Dealers à Grenoble : Gérald Darmanin critique le "discours angélique" du maire EELV

Dealers à Grenoble : Gérald Darmanin critique le "discours angélique" du maire EELV
Le ministre de l'Intérieur Gérald Darmanin, en juillet 2020.

, publié le vendredi 28 août 2020 à 13h40

Le ministre de l'Intérieur a également accusé Eric Piolle "d'un manque d'implication dans le domaine de la sécurité".

"Face à la délinquance, tous les acteurs doivent prendre leurs responsabilités.

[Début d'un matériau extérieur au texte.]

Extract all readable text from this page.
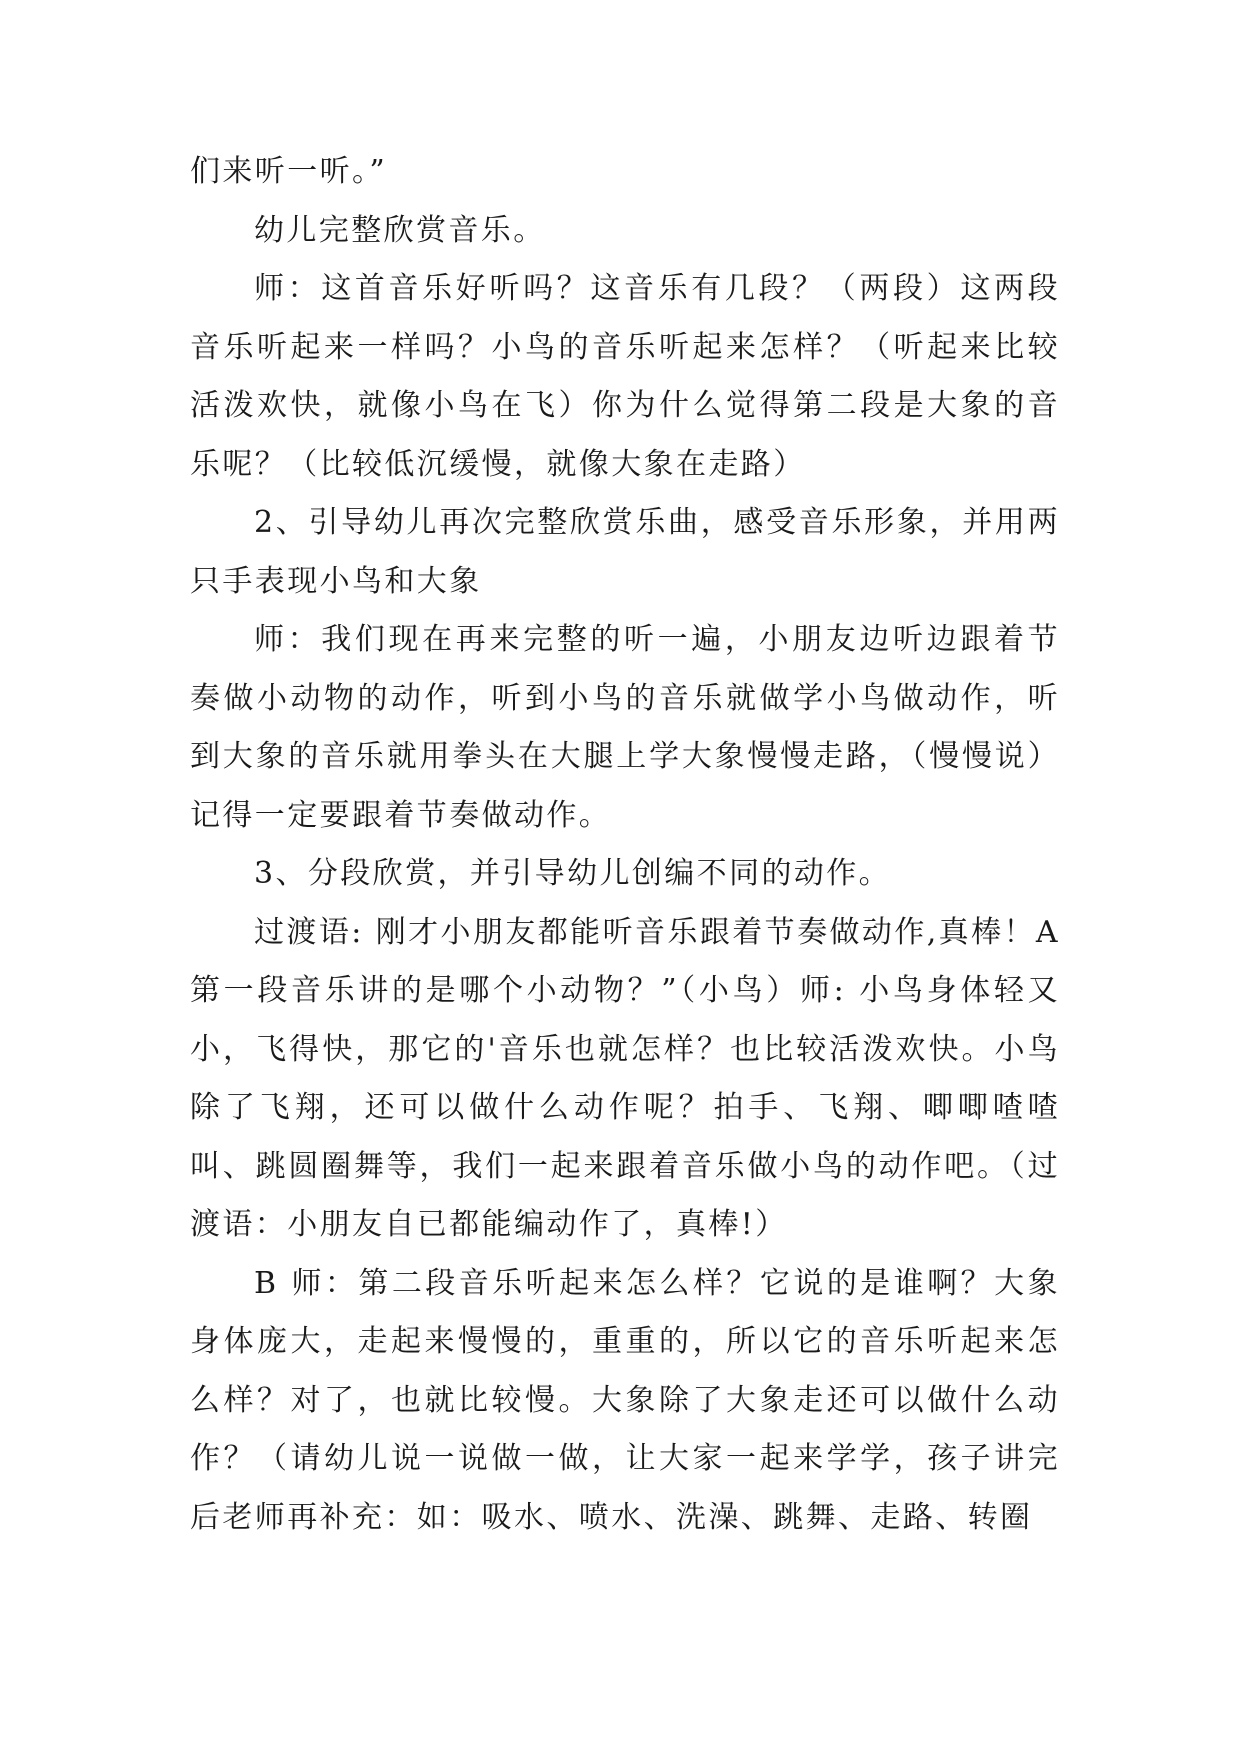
们来听一听。”

幼儿完整欣赏音乐。

师：这首音乐好听吗？这音乐有几段？（两段）这两段音乐听起来一样吗？小鸟的音乐听起来怎样？（听起来比较活泼欢快，就像小鸟在飞）你为什么觉得第二段是大象的音乐呢？（比较低沉缓慢，就像大象在走路）

2、引导幼儿再次完整欣赏乐曲，感受音乐形象，并用两只手表现小鸟和大象

师：我们现在再来完整的听一遍，小朋友边听边跟着节奏做小动物的动作，听到小鸟的音乐就做学小鸟做动作，听到大象的音乐就用拳头在大腿上学大象慢慢走路，（慢慢说）记得一定要跟着节奏做动作。

3、分段欣赏，并引导幼儿创编不同的动作。

过渡语: 刚才小朋友都能听音乐跟着节奏做动作,真棒！A 第一段音乐讲的是哪个小动物？”（小鸟）师: 小鸟身体轻又小，飞得快，那它的'音乐也就怎样？也比较活泼欢快。小鸟除了飞翔，还可以做什么动作呢？拍手、飞翔、唧唧喳喳叫、跳圆圈舞等，我们一起来跟着音乐做小鸟的动作吧。（过渡语：小朋友自已都能编动作了，真棒!）

B 师：第二段音乐听起来怎么样？它说的是谁啊？大象身体庞大，走起来慢慢的，重重的，所以它的音乐听起来怎么样？对了，也就比较慢。大象除了大象走还可以做什么动作？（请幼儿说一说做一做，让大家一起来学学，孩子讲完后老师再补充：如：吸水、喷水、洗澡、跳舞、走路、转圈
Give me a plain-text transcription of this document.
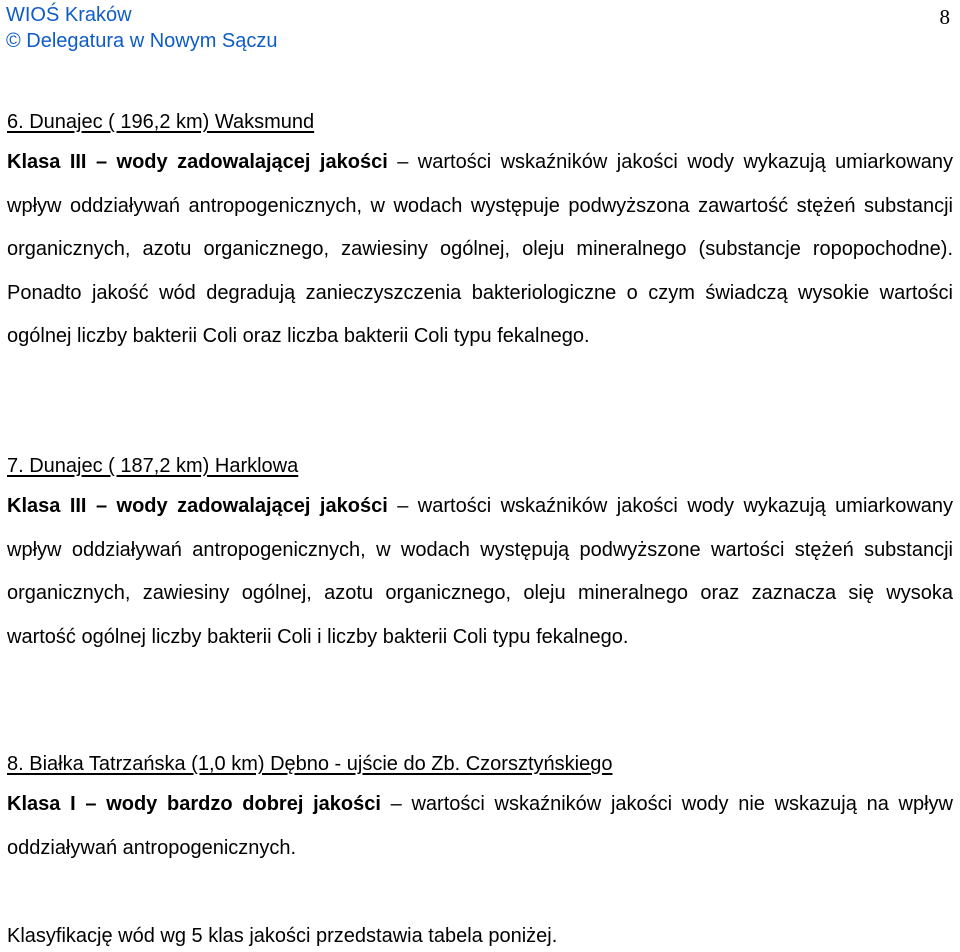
WIOŚ Kraków
© Delegatura w Nowym Sączu
8
6. Dunajec ( 196,2 km) Waksmund
Klasa III – wody zadowalającej jakości – wartości wskaźników jakości wody wykazują umiarkowany wpływ oddziaływań antropogenicznych, w wodach występuje podwyższona zawartość stężeń substancji organicznych, azotu organicznego, zawiesiny ogólnej, oleju mineralnego (substancje ropopochodne). Ponadto jakość wód degradują zanieczyszczenia bakteriologiczne o czym świadczą wysokie wartości ogólnej liczby bakterii Coli oraz liczba bakterii Coli typu fekalnego.
7. Dunajec ( 187,2 km) Harklowa
Klasa III – wody zadowalającej jakości – wartości wskaźników jakości wody wykazują umiarkowany wpływ oddziaływań antropogenicznych, w wodach występują podwyższone wartości stężeń substancji organicznych, zawiesiny ogólnej, azotu organicznego, oleju mineralnego oraz zaznacza się wysoka wartość ogólnej liczby bakterii Coli i liczby bakterii Coli typu fekalnego.
8. Białka Tatrzańska (1,0 km) Dębno - ujście do Zb. Czorsztyńskiego
Klasa I – wody bardzo dobrej jakości – wartości wskaźników jakości wody nie wskazują na wpływ oddziaływań antropogenicznych.
Klasyfikację wód wg 5 klas jakości przedstawia tabela poniżej.
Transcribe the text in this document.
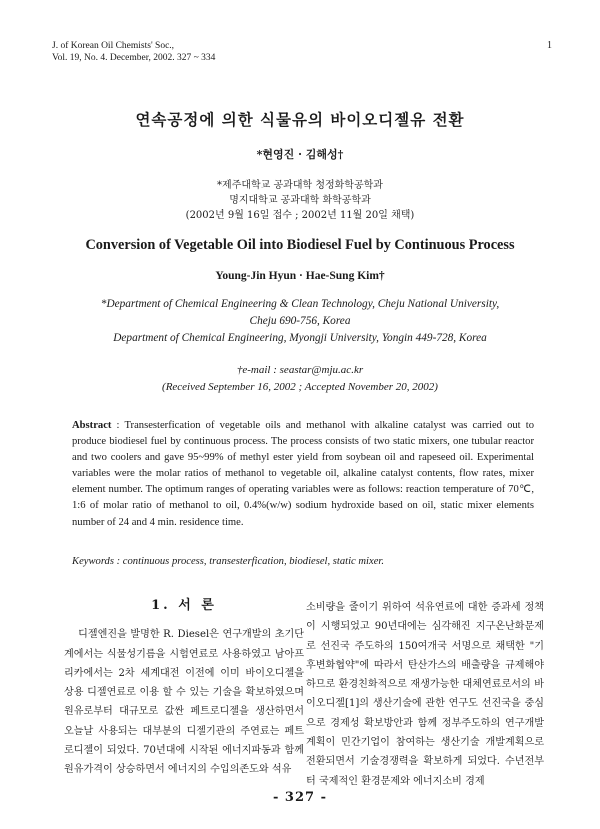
J. of Korean Oil Chemists' Soc.,
Vol. 19, No. 4. December, 2002. 327 ~ 334
1
연속공정에 의한 식물유의 바이오디젤유 전환
*현영진 · 김해성†
*제주대학교 공과대학 청정화학공학과
명지대학교 공과대학 화학공학과
(2002년 9월 16일 접수 ; 2002년 11월 20일 채택)
Conversion of Vegetable Oil into Biodiesel Fuel by Continuous Process
Young-Jin Hyun · Hae-Sung Kim†
*Department of Chemical Engineering & Clean Technology, Cheju National University,
Cheju 690-756, Korea
Department of Chemical Engineering, Myongji University, Yongin 449-728, Korea
†e-mail : seastar@mju.ac.kr
(Received September 16, 2002 ; Accepted November 20, 2002)
Abstract : Transesterfication of vegetable oils and methanol with alkaline catalyst was carried out to produce biodiesel fuel by continuous process. The process consists of two static mixers, one tubular reactor and two coolers and gave 95~99% of methyl ester yield from soybean oil and rapeseed oil. Experimental variables were the molar ratios of methanol to vegetable oil, alkaline catalyst contents, flow rates, mixer element number. The optimum ranges of operating variables were as follows: reaction temperature of 70℃, 1:6 of molar ratio of methanol to oil, 0.4%(w/w) sodium hydroxide based on oil, static mixer elements number of 24 and 4 min. residence time.
Keywords : continuous process, transesterfication, biodiesel, static mixer.
1. 서 론
디젤엔진을 발명한 R. Diesel은 연구개발의 초기단계에서는 식물성기름을 시험연료로 사용하였고 남아프리카에서는 2차 세계대전 이전에 이미 바이오디젤을 상용 디젤연료로 이용 할 수 있는 기술을 확보하였으며 원유로부터 대규모로 값싼 페트로디젤을 생산하면서 오늘날 사용되는 대부분의 디젤기관의 주연료는 페트로디젤이 되었다. 70년대에 시작된 에너지파동과 함께 원유가격이 상승하면서 에너지의 수입의존도와 석유
소비량을 줄이기 위하여 석유연료에 대한 증과세 정책이 시행되었고 90년대에는 심각해진 지구온난화문제로 선진국 주도하의 150여개국 서명으로 채택한 "기후변화협약"에 따라서 탄산가스의 배출량을 규제해야 하므로 환경친화적으로 재생가능한 대체연료로서의 바이오디젤[1]의 생산기술에 관한 연구도 선진국을 중심으로 경제성 확보방안과 함께 정부주도하의 연구개발계획이 민간기업이 참여하는 생산기술 개발계획으로 전환되면서 기술경쟁력을 확보하게 되었다. 수년전부터 국제적인 환경문제와 에너지소비 경제
- 327 -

L'excuse sociale ne peut pas tout excuser.

Nos compatriotes n'attendent pas de nous des discours angéliques mais une intervention résolue pour restaurer l'autorité de l'Etat". Dans une lettre publiée sur Twitter Gérald Darmanin a vivement critiqué le maire EELV de Grenoble, Eric Piolle, qui reprochait au ministre de l'Intérieur d'avoir fait un coup de communication en ordonnant une opération de police contre des dealers dans sa ville.



Après la diffusion sur les réseaux sociaux de deux vidéos montrant des dealers cagoulés et pour certains armés, se mettant en scène sur un point de vente de drogue, une opération de police a été menée mercredi soir dans le quartier Mistral à Grenoble, à la demande du ministre de l'Intérieur. L'opération policière s'est soldée par une cinquantaine de contrôles mais n'a donné lieu à aucune interpellation ou saisie.

Jeudi, Eric Piolle a vivement critiqué cette opération. "Rentrer dans cette logique de guerre de provocations avec les dealers, c'est malsain", a déclaré le maire de Grenoble, estimant que les dealers cherchaient avant tout à "faire du marketing". L'élu a également "regretté fortement que le ministre s'engage dans cette logique où l'on pointe du doigt un quartier de telle ou telle ville", assurant que le quartier en question n'était pas une zone de non-droit.


"Plutôt que de déplorer" cette opération de police "médiatiquement", "nous aurions souhaité que vous encouragiez le travail difficile des policiers", lui a répondu Gérald Darmanin, en accusant le maire de Grenoble "d'un manque d'implication dans le domaine de la sécurité". Le ministre a ainsi mis l'accent sur le "réseau très limité" de caméras de vidéosurveillance de la ville, et souligné l'insuffisance, à ses yeux, de l'effectif de la police municipale (un agent pour 1.580 habitants), qui, a-t-il noté, ne "porte pas d'armes à feu et n'exerce pas (ses) missions la nuit".

"Que les Grenoblois soient assurés de ma détermination à garantir leur sécurité", écrit également le ministre avant de conclure en invitant Eric Piolle à "travailler avec l'Etat pour intervenir davantage pour la sécurité de nos concitoyens".